Königin Viktoria hat dazu bemerkt, dass mindestens 8.000 Menschen bei der Feierlichkeit anwesend gewesen waren - unter Begleitung von 20 Musikkapellen.
Das Gebäude, von dem berühmten Architekten John Cunningham entworfen, war im Endeffekt ›a palatial lodging house‹ – ein palastartiges Fremdenheim, und auch das spätere Seemannsheim, das im Jahre 1878 als eine Zweigstelle im nördlichen Hafenbereich gebaut wurde, war ohne Zweifel eine substantielle Einrichtung.

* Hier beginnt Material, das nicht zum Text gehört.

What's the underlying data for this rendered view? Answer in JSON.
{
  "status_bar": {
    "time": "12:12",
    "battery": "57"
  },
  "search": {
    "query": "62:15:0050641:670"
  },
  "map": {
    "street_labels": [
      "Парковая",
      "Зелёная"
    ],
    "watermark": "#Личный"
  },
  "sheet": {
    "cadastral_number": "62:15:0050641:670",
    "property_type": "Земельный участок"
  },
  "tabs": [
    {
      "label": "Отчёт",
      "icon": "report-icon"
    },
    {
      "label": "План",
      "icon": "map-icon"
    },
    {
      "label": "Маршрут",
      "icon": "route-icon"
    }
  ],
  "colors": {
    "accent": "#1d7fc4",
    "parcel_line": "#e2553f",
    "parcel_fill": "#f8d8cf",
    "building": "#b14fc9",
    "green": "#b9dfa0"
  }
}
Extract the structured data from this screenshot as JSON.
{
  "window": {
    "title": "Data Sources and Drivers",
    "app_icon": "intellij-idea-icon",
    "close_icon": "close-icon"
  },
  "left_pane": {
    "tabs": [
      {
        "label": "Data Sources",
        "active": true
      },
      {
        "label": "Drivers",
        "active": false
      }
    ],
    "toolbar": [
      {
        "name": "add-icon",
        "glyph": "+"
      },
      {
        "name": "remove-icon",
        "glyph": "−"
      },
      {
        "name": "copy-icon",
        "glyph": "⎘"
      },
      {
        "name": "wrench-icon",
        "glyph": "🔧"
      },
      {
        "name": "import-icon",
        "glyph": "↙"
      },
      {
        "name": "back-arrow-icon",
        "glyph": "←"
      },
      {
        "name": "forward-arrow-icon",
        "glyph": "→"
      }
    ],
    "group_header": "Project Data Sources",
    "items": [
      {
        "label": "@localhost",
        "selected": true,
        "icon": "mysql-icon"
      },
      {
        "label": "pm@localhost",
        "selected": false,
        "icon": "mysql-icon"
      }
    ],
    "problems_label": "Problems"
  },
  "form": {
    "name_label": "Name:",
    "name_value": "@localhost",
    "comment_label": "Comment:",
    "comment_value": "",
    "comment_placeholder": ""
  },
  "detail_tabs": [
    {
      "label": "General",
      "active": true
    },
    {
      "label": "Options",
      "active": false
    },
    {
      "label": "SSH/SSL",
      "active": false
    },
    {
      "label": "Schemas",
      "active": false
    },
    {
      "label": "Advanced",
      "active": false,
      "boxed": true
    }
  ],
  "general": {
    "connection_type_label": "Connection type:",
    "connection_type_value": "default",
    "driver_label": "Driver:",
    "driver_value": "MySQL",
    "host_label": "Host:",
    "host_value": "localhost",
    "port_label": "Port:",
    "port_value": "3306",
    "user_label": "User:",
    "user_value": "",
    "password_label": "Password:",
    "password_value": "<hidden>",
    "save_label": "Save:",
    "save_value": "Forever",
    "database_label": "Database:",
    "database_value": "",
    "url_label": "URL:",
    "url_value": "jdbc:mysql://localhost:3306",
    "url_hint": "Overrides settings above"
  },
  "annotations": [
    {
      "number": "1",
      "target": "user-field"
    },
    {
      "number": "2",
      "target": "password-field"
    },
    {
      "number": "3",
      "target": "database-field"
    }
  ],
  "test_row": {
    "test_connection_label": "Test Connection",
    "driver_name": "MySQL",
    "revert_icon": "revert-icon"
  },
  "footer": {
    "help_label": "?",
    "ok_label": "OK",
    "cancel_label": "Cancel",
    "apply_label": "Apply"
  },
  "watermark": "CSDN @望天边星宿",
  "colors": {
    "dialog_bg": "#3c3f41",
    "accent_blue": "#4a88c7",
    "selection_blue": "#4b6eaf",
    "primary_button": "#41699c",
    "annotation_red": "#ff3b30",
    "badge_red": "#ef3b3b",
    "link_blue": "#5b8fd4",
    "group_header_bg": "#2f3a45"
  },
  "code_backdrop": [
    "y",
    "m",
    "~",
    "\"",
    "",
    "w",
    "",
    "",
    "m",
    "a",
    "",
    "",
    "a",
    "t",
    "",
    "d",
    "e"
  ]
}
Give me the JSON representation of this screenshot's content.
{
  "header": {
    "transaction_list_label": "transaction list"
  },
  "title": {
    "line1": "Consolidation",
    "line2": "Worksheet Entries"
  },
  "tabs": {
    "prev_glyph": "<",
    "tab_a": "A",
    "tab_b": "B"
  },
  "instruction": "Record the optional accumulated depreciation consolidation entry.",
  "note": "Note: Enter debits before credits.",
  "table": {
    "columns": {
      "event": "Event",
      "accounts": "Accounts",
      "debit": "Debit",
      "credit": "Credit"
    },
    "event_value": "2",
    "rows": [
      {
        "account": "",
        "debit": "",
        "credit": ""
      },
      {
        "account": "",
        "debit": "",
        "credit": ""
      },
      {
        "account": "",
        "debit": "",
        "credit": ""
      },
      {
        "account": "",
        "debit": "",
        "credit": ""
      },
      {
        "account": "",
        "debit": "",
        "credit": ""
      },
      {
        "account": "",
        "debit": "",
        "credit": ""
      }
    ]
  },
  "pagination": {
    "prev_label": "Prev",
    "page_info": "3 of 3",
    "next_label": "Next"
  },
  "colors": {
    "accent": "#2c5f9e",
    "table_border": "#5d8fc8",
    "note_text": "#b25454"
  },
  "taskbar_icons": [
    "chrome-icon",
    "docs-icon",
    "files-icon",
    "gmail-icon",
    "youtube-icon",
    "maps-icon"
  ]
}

In Bombay (Mumbai) war das Royal Alfred Sailors' Home, im Jahre 1872 im gotischen Stil nach dem Entwurf von Frederick William Stevens (1847- 1900) gebaut, eine ziemlich luxuriöse Herberge' mit feinen Skulpturen von John Lockwood Kipling, dem Vater von Rudyard Kipling, der damals eine Stelle als Professor für Baukunst-Skulptur inne hatte.

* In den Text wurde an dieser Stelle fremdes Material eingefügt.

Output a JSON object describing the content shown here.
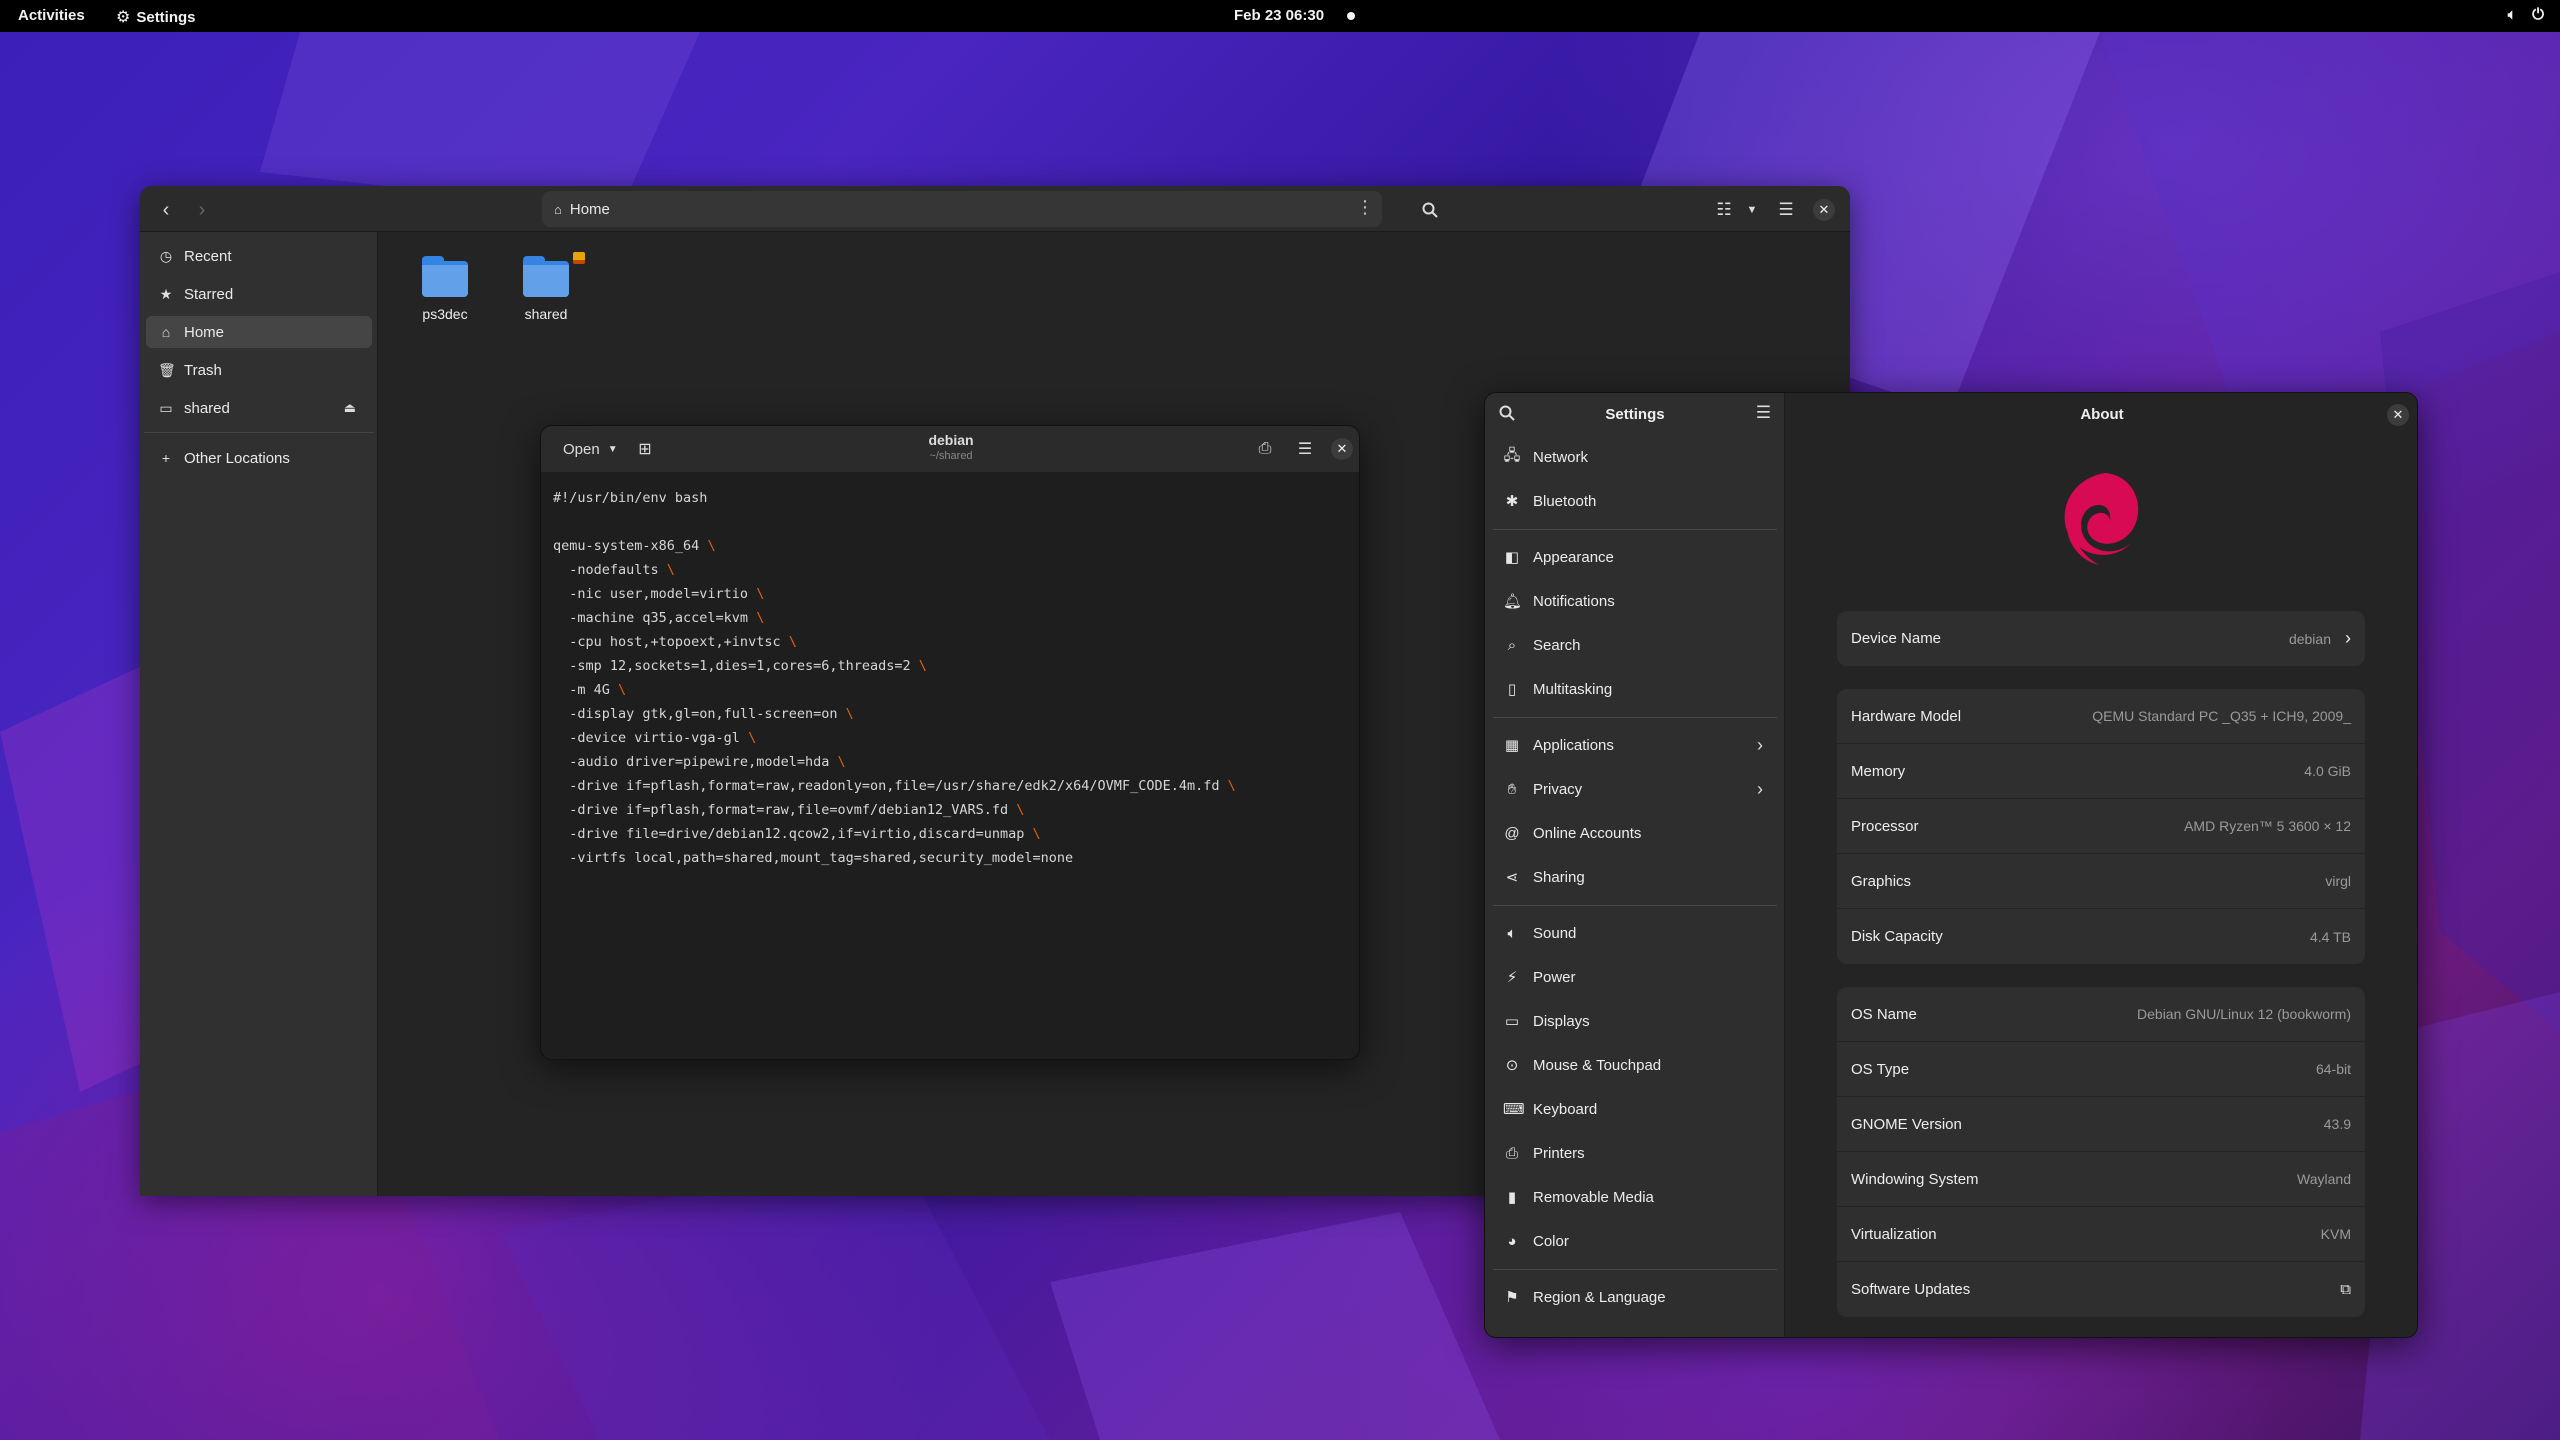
{
  "topbar": {
    "activities": "Activities",
    "app_name": "Settings",
    "clock": "Feb 23  06:30"
  },
  "files": {
    "path": "Home",
    "sidebar": [
      {
        "label": "Recent",
        "icon": "clock-icon"
      },
      {
        "label": "Starred",
        "icon": "star-icon"
      },
      {
        "label": "Home",
        "icon": "home-icon"
      },
      {
        "label": "Trash",
        "icon": "trash-icon"
      },
      {
        "label": "shared",
        "icon": "drive-icon"
      },
      {
        "label": "Other Locations",
        "icon": "plus-icon"
      }
    ],
    "folders": [
      {
        "name": "ps3dec"
      },
      {
        "name": "shared"
      }
    ]
  },
  "editor": {
    "open_label": "Open",
    "title": "debian",
    "subtitle": "~/shared",
    "lines": [
      {
        "text": "#!/usr/bin/env bash",
        "cont": false
      },
      {
        "text": "",
        "cont": false
      },
      {
        "text": "qemu-system-x86_64 ",
        "cont": true
      },
      {
        "text": "  -nodefaults ",
        "cont": true
      },
      {
        "text": "  -nic user,model=virtio ",
        "cont": true
      },
      {
        "text": "  -machine q35,accel=kvm ",
        "cont": true
      },
      {
        "text": "  -cpu host,+topoext,+invtsc ",
        "cont": true
      },
      {
        "text": "  -smp 12,sockets=1,dies=1,cores=6,threads=2 ",
        "cont": true
      },
      {
        "text": "  -m 4G ",
        "cont": true
      },
      {
        "text": "  -display gtk,gl=on,full-screen=on ",
        "cont": true
      },
      {
        "text": "  -device virtio-vga-gl ",
        "cont": true
      },
      {
        "text": "  -audio driver=pipewire,model=hda ",
        "cont": true
      },
      {
        "text": "  -drive if=pflash,format=raw,readonly=on,file=/usr/share/edk2/x64/OVMF_CODE.4m.fd ",
        "cont": true
      },
      {
        "text": "  -drive if=pflash,format=raw,file=ovmf/debian12_VARS.fd ",
        "cont": true
      },
      {
        "text": "  -drive file=drive/debian12.qcow2,if=virtio,discard=unmap ",
        "cont": true
      },
      {
        "text": "  -virtfs local,path=shared,mount_tag=shared,security_model=none",
        "cont": false
      }
    ]
  },
  "settings": {
    "sidebar_title": "Settings",
    "main_title": "About",
    "items": [
      {
        "label": "Network",
        "icon": "network-icon",
        "chevron": false
      },
      {
        "label": "Bluetooth",
        "icon": "bluetooth-icon",
        "chevron": false
      },
      {
        "label": "Appearance",
        "icon": "appearance-icon",
        "chevron": false
      },
      {
        "label": "Notifications",
        "icon": "bell-icon",
        "chevron": false
      },
      {
        "label": "Search",
        "icon": "search-icon",
        "chevron": false
      },
      {
        "label": "Multitasking",
        "icon": "multitasking-icon",
        "chevron": false
      },
      {
        "label": "Applications",
        "icon": "grid-icon",
        "chevron": true
      },
      {
        "label": "Privacy",
        "icon": "hand-icon",
        "chevron": true
      },
      {
        "label": "Online Accounts",
        "icon": "at-icon",
        "chevron": false
      },
      {
        "label": "Sharing",
        "icon": "share-icon",
        "chevron": false
      },
      {
        "label": "Sound",
        "icon": "speaker-icon",
        "chevron": false
      },
      {
        "label": "Power",
        "icon": "power-icon",
        "chevron": false
      },
      {
        "label": "Displays",
        "icon": "display-icon",
        "chevron": false
      },
      {
        "label": "Mouse & Touchpad",
        "icon": "mouse-icon",
        "chevron": false
      },
      {
        "label": "Keyboard",
        "icon": "keyboard-icon",
        "chevron": false
      },
      {
        "label": "Printers",
        "icon": "printer-icon",
        "chevron": false
      },
      {
        "label": "Removable Media",
        "icon": "usb-icon",
        "chevron": false
      },
      {
        "label": "Color",
        "icon": "color-icon",
        "chevron": false
      },
      {
        "label": "Region & Language",
        "icon": "flag-icon",
        "chevron": false
      }
    ],
    "device": {
      "label": "Device Name",
      "value": "debian"
    },
    "hardware": [
      {
        "label": "Hardware Model",
        "value": "QEMU Standard PC _Q35 + ICH9, 2009_"
      },
      {
        "label": "Memory",
        "value": "4.0 GiB"
      },
      {
        "label": "Processor",
        "value": "AMD Ryzen™ 5 3600 × 12"
      },
      {
        "label": "Graphics",
        "value": "virgl"
      },
      {
        "label": "Disk Capacity",
        "value": "4.4 TB"
      }
    ],
    "os": [
      {
        "label": "OS Name",
        "value": "Debian GNU/Linux 12 (bookworm)"
      },
      {
        "label": "OS Type",
        "value": "64-bit"
      },
      {
        "label": "GNOME Version",
        "value": "43.9"
      },
      {
        "label": "Windowing System",
        "value": "Wayland"
      },
      {
        "label": "Virtualization",
        "value": "KVM"
      },
      {
        "label": "Software Updates",
        "value": ""
      }
    ],
    "colors": {
      "accent": "#d70a53",
      "folder": "#62a0ea"
    }
  }
}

Die räumliche Größe und baukünstlerische Ausführung dieser Seemannsheime waren jedoch keine Ausnahmen. Auch in anderen Hafenstädten wie in Kalkutta (Kolkata), Dundee (1881 gebaut) und Leith (1885 geöffnet) hat man wohl versucht, die Versorgungsprobleme der Seemänner richtig zu erkennen und ein passendes Heim zu erbauen.
Diese Heime haben den Seemännern eine bestimmte Sicherheit und eine billige Übernachtungsmöglichkeit geboten. Auch Ledigenheime, die in Großstädten von verschiedenen Bauvereinen und gemeinnützigen Gesellschaften erbaut worden waren, hatten manchmal eine ähnliche Gestaltung. Sowohl im Berliner Tiergarten, als auch in Stuttgart-Ost in der Villastrasse 21 waren die Ledigenheime verhältnismäßig groß angelegt und mit vielen Einrichtungen ausgestattet.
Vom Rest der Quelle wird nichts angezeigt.